I am fairly new to Dynare so maybe/hopefully the following problems are easy to solve.

1.) I have a New Keynesian model with a couple of AR(1)-shocks. My goal ist to generate IRFs that show the combined effect of different shocks (let’s say two shocks) that hit the economy simultaneously. How can I implement this?

2.) I want the economy to be hit by a series of shocks, say, a demand shock that hits the economy for 4 quarters in a row. How can I implement this?

3.) If I delay one of the shocks, it implies that the shock is perfectly anticipated, right?

Thanks a lot for support!

Hi,

  1. I am not sure what you mean here. IRF by definition, is the response of the economy to a single shock. Do you mean to have two IRFs on the same graph?

  2. That I do not know, sorry.

  3. Yes, if you delay the shock it is anticipated. Suppose the shock is e, if you put it in Dynare as e(-1) it is perfectly anticipated.

Kyriacos

kyri82, Thank you for your comments and the clarification regarding my question 1.

What I would like to plot is the response of, for instance, output when two shocks hit the economy simultaneously. Do you know whether it is possible to do this?

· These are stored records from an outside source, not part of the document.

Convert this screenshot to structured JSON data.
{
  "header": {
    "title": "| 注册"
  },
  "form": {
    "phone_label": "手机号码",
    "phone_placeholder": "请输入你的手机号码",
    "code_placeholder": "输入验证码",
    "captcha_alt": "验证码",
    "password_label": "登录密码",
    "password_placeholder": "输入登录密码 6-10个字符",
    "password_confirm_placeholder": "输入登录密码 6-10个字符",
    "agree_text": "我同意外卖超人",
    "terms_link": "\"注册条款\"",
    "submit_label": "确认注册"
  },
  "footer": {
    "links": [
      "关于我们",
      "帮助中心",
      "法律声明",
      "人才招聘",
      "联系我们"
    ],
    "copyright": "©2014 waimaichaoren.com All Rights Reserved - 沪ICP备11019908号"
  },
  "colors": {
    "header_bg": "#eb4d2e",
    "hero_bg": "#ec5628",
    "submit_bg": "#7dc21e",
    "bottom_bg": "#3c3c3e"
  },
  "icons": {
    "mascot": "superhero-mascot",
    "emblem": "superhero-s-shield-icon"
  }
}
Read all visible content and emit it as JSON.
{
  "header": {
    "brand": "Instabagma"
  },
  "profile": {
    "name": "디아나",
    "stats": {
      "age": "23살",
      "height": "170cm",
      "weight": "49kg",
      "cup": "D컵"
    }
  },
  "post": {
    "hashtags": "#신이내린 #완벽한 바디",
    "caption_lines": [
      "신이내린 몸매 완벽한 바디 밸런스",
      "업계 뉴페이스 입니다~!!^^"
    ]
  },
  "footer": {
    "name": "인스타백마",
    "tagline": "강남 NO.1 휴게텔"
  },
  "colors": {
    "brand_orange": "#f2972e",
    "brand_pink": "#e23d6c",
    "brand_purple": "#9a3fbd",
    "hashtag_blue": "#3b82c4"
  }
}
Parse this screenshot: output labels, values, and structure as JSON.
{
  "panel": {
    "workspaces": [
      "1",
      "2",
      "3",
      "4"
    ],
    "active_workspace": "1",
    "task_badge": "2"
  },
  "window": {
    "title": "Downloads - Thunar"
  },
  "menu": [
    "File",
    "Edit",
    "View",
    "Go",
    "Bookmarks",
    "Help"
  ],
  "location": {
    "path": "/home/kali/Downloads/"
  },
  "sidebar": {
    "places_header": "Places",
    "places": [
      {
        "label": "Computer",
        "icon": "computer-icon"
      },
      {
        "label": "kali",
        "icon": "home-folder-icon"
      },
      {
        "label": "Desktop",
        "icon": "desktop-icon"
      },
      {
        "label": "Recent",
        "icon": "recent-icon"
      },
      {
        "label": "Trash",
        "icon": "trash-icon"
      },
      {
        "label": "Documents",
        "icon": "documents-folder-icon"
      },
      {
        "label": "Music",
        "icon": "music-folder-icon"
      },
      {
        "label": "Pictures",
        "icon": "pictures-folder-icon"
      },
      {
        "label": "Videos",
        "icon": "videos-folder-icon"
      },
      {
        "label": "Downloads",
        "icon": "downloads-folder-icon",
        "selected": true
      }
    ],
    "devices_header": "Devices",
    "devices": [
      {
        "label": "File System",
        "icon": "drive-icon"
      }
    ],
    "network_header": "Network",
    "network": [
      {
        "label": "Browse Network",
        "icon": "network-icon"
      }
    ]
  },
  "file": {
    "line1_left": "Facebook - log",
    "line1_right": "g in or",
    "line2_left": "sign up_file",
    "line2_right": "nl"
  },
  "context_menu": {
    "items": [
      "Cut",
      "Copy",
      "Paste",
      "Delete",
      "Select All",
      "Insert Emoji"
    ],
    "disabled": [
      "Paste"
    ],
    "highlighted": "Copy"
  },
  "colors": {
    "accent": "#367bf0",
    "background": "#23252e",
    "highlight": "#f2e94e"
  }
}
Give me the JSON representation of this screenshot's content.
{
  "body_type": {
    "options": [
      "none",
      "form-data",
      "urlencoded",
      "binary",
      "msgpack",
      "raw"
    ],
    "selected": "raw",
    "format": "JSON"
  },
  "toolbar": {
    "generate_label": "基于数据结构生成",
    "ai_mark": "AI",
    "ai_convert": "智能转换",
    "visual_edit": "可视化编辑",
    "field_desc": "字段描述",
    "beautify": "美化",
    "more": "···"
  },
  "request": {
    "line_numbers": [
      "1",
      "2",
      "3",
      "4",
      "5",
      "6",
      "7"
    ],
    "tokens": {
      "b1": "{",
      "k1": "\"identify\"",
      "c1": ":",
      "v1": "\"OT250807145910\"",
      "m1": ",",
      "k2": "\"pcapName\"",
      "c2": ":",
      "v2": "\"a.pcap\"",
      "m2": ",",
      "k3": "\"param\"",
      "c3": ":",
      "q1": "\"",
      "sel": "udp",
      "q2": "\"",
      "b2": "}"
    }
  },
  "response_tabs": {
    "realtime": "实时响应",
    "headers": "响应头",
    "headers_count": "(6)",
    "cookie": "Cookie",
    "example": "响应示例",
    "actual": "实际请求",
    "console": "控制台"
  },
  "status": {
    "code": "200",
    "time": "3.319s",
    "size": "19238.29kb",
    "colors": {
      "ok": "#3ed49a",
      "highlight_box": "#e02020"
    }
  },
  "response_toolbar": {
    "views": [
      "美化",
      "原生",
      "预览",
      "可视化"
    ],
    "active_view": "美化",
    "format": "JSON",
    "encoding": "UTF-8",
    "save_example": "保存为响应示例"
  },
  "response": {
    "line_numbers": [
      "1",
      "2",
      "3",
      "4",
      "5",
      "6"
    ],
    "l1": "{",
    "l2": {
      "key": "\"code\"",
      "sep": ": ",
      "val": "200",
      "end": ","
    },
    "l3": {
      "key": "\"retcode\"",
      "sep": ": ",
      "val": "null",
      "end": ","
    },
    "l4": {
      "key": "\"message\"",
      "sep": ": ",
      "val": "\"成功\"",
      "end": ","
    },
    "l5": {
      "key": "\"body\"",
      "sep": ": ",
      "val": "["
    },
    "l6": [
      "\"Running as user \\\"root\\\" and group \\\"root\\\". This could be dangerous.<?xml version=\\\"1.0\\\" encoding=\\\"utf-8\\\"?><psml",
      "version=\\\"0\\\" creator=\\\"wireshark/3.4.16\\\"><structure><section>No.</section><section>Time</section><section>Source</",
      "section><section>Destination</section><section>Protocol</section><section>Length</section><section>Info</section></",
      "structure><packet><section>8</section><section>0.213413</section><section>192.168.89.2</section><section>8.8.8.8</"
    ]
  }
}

I think that just adding up the two sperate IRFs will give a wrong picture if the shocks are correlated…

Again, IRF is the response of the economy to one shock and one shock only! That is what the IRF is, if you try to somehow plot a combined effect it will be misleading and counter intuitive. Basically, you cannot do it! And you should definitely not add the responses.

As long as you know what you are doing, having two shocks simultaneously is no problem (and does in particular not contradict the logic of an IRF as it can be interpreted as a single new shock that hits two different variables at the same time) and can be done in Dynare. Moreover, it is a recurring theme. For a potential solution, see [3 exogenous shocks at a time). In case you want to use two different but correlated shocks, Dynare performs a Cholesky decomposition, see [Correlated shocks and impulse response functions)

Thanks a lot for the additional hint!!